Left to themselves, like cattle turned loose upon the plains of Argentina, they had reverted to a style of life that appeared natural to them, a sort of ancestral pattern. They were born, they grew up in the gutters, they went to work at twelve, they passed through a brief blossoming period of beauty and sexual desire, they married at twenty, they were middle-aged at thirty, they died, for the most part, at sixty. Heavy physical work, the care of home and children, petty quarrels with neighbours, films, football, beer, and above all, gambling, filled up the horizon of their minds. To keep them in control was not difficult. A few agents of the Thought Police moved always among them, spreading false rumours and marking down and eliminating the few individuals who were judged capable of becoming dangerous. No attempt was made to indoctrinate them with the ideology of the Party. It was not desirable that the proles should have strong political feelings. All that was required of them was a primitive patriotism which could be appealed to whenever it was necessary to make them accept longer working-hours or shorter rations. And even when they became discontented, as they sometimes did, their discontent led nowhere, because being without general ideas, they could only focus in on petty specific grievances. The larger evils invariably escaped their notice.

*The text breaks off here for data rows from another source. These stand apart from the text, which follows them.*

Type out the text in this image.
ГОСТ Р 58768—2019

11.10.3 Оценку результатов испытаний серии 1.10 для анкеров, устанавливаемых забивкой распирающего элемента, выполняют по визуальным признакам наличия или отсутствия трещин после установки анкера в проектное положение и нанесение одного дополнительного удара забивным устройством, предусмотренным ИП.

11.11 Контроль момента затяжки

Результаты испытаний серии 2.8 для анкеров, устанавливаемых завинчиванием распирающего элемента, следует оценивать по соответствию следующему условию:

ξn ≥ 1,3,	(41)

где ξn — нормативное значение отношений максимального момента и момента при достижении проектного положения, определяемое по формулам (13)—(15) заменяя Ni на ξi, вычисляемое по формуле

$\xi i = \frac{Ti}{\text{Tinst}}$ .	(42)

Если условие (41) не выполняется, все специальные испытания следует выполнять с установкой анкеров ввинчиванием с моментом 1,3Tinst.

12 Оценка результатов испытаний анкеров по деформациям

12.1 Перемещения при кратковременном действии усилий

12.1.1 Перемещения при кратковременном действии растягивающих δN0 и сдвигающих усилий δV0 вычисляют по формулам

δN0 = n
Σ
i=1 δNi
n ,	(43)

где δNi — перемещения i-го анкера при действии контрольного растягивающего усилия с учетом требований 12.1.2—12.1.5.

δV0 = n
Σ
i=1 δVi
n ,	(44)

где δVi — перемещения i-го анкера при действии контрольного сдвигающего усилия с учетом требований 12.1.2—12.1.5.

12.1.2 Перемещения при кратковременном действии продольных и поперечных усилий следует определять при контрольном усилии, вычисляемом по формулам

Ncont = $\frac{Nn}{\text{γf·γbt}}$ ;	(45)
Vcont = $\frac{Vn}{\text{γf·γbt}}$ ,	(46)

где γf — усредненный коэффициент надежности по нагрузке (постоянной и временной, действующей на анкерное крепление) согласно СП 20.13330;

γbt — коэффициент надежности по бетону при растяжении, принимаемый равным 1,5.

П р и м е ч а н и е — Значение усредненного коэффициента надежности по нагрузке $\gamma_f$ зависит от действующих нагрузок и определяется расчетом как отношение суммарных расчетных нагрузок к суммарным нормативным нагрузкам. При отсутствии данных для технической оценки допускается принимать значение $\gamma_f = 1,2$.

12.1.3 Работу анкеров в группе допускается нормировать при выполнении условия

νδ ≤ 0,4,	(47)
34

How was that so bad, really, for most of Oceania? How, in fact, was that different from most of human existence throughout history? Orwell is actually pretty damned patronizing about those proles--as if it's so distasteful to have a life of physical work, patriotism, caring for a home and children, films, football and beer. Does he really think an infusion of "general ideas" would have improved this situation?
It's time to put our shallow anti-Oceania bias to the side and confront the facts, wouldn't you say?